Obesità e rischi

Lo stress in gravidanza predispone il neonato all’accumulo di grassi

Un nuovo studio tedesco ha evidenziato che l’aumento durante l’attesa dei livelli di cortisolo – l’ormone dello stress – può predisporre il neonato a un notevole accumulo di grasso corporeo nei primi sei mesi di vita. Il periodo più critico? Il terzo trimestre di gestazione, quando è particolarmente attiva la produzione di adipociti, cioè le cellule del tessuto adiposo.

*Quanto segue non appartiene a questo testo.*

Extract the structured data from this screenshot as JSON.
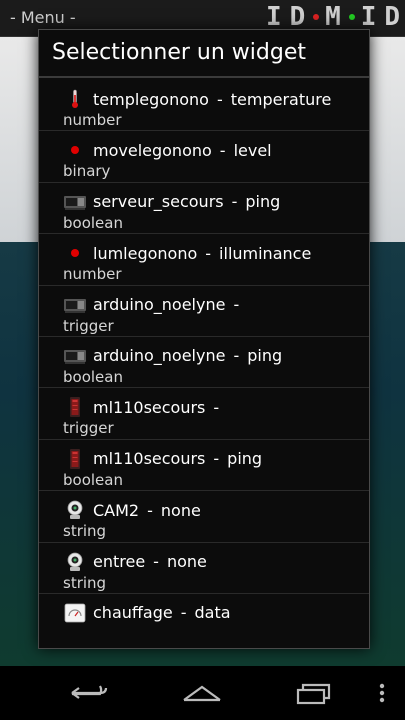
{
  "app": {
    "menu_label": "- Menu -",
    "logo_text": "DMD"
  },
  "dialog": {
    "title": "Selectionner un widget",
    "items": [
      {
        "name": "templegonono",
        "kind": "temperature",
        "type": "number",
        "icon": "thermometer-icon"
      },
      {
        "name": "movelegonono",
        "kind": "level",
        "type": "binary",
        "icon": "red-dot-icon"
      },
      {
        "name": "serveur_secours",
        "kind": "ping",
        "type": "boolean",
        "icon": "computer-icon"
      },
      {
        "name": "lumlegonono",
        "kind": "illuminance",
        "type": "number",
        "icon": "red-dot-icon"
      },
      {
        "name": "arduino_noelyne",
        "kind": "",
        "type": "trigger",
        "icon": "computer-icon"
      },
      {
        "name": "arduino_noelyne",
        "kind": "ping",
        "type": "boolean",
        "icon": "computer-icon"
      },
      {
        "name": "ml110secours",
        "kind": "",
        "type": "trigger",
        "icon": "server-tower-icon"
      },
      {
        "name": "ml110secours",
        "kind": "ping",
        "type": "boolean",
        "icon": "server-tower-icon"
      },
      {
        "name": "CAM2",
        "kind": "none",
        "type": "string",
        "icon": "webcam-icon"
      },
      {
        "name": "entree",
        "kind": "none",
        "type": "string",
        "icon": "webcam-icon"
      },
      {
        "name": "chauffage",
        "kind": "data",
        "type": "",
        "icon": "gauge-icon"
      }
    ]
  },
  "colors": {
    "red_dot": "#e00000",
    "dialog_bg": "#0c0c0c",
    "type_text": "#d6d6d6"
  }
}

Un crescente numero di evidenze suggerisce che l’obesità abbia origine – almeno in parte – già nel grembo materno, nel periodo intrauterino della vita; in particolare, è stato dimostrato che la formazione degli adipociti, le cellule del tessuto adiposo, negli esseri umani avviene soprattutto durante il terzo trimestre di gravidanza e nei primi mesi di vita neonatale; al contrario, in età adulta, la capacità di formare nuovi adipociti risulta limitata.

Lo studio

Sonja Entringer e colleghi hanno osservato, in 67 coppie madre-neonato, il rapporto esistente tra la produzione di cortisolo materno nel 1°, nel 2° e nel 3° trimestre di gestazione e le variazioni nella composizione corporea dei neonati (percentuale di massa grassa) nel corso dei primi sei mesi di vita.

Come gli Autori si aspettavano, è stato confermato che le concentrazioni di cortisolo materno erano aumentate durante la gravidanza. A tale variazione, corrispondeva un aumento del grasso corporeo neonatale del 14,5% circa dopo il primo mese di vita, per arrivare al 32,4% a circa sei mesi.

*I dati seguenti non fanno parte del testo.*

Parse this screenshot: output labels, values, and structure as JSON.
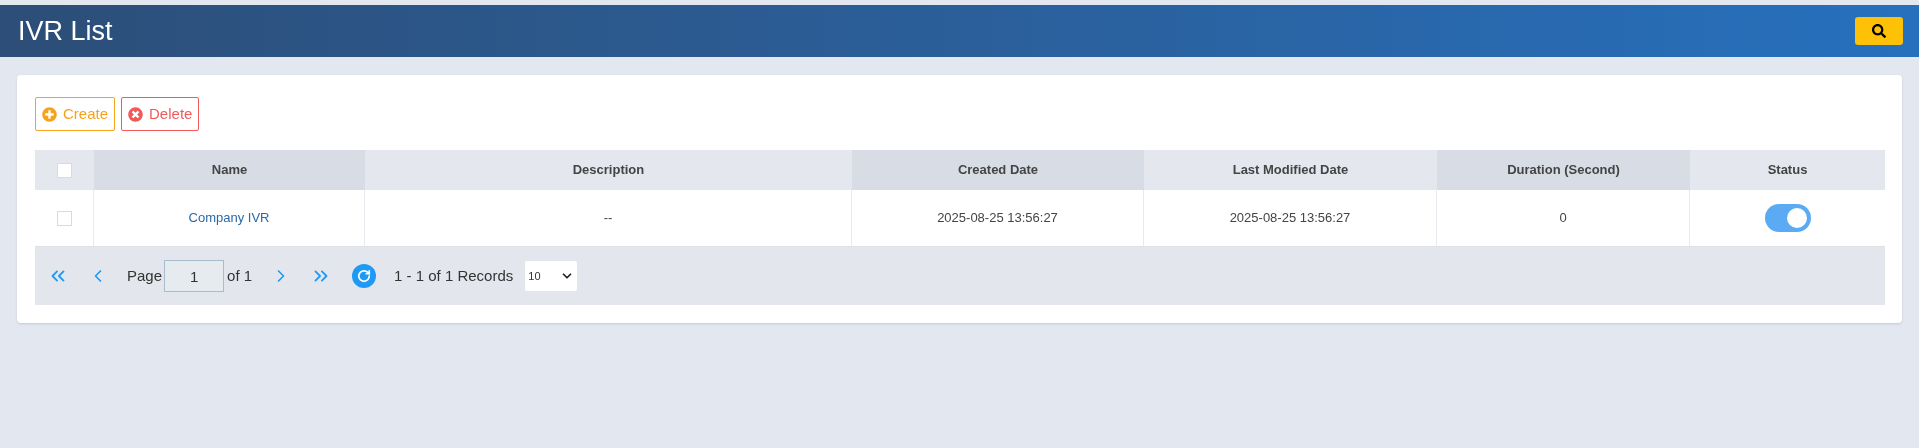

Il cortisolo materno non era significativamente correlato alla percentuale di grasso corporeo dei neonati alla nascita, ma un più elevato valore dei livelli dell’ormone nel terzo trimestre di gravidanza si associava in modo statisticamente significativo con una maggiore percentuale di grasso corporeo nel figlio a sei mesi di vita. Gli Autori hanno anche osservato che non vi erano differenze sostanziali tra neonati maschi e femmine e neppure correlazioni tra i livelli del colesterolo materno e il rapporto tra il peso e la lunghezza del neonato o variazioni di tale rapporto da 0 a 6 mesi di vita.

I punti chiave dello studio

Dai commenti degli Autori emergono alcuni risultati particolarmente interessanti. “Per prima cosa vi è un effetto del cortisolo materno sulla adiposità neonatale solo durante il terzo trimestre”, ha affermato Sonja Entringer, primo autore del lavoro. “E’ noto che la capacità di risposta dei preadipociti (precursori delle cellule adipose) agli ormoni glucocorticoidi, come il cortisolo aumenta man mano che aumenta l’età del feto. Ciò suggerisce che l’ultima fase della gravidanza – che è anche il periodo in cui l’adipogenesi del feto è al suo apice – può essere un periodo particolarmente delicato per la programmazione delle cellule adipose, considerata l’esposizione al cortisolo materno. Questa scoperta assume un potenziale rilievo clinico anche in considerazione dell’accumularsi di evidenze scientifiche che suggeriscono come la velocità di crescita neonatale, e in particolare l’aumento della massa grassa durante la prima infanzia, sia tra i fattori predittivi più affidabili del rischio di obesità infantile” di cui, come sappiamo l’Italia detiene il primato tra i Paesi Europei.

Gli Autori concludono lo studio augurandosi di aver contribuito a suscitare un maggiore interesse sull’importanza dei processi di sviluppo durante la vita intrauterina da considerarsi quali fattori chiave predittivi del rischio di malattie come l’obesità, con particolare enfasi per i processi biologici che durante la gravidanza sono determinati da situazioni di stress prolungato. Sono comunque necessari ulteriori studi di più ampia campionatura in proposito, in modo da poter approfondire se l’aumento dei livelli del cortisolo materno in gravidanza , in particolare durante i periodi sensibili come il terzo trimestre, possano indurre cambiamenti fisiologici a lungo termine o addirittura permanenti o associati con un aumentato rischio di obesità in età avanzata. Non dobbiamo dimenticare, infatti, che il tessuto adiposo – ed è scoperta degli ultimi decenni – è un tessuto attivo; le sue cellule intervengono direttamente nella sintesi dei grassi e nella loro liberazione in risposta a specifici stimoli ormonali e nervosi. Esso, quindi, svolge un ruolo fondamentale nell’assicurare un apporto costante di materiale energetico all’organismo.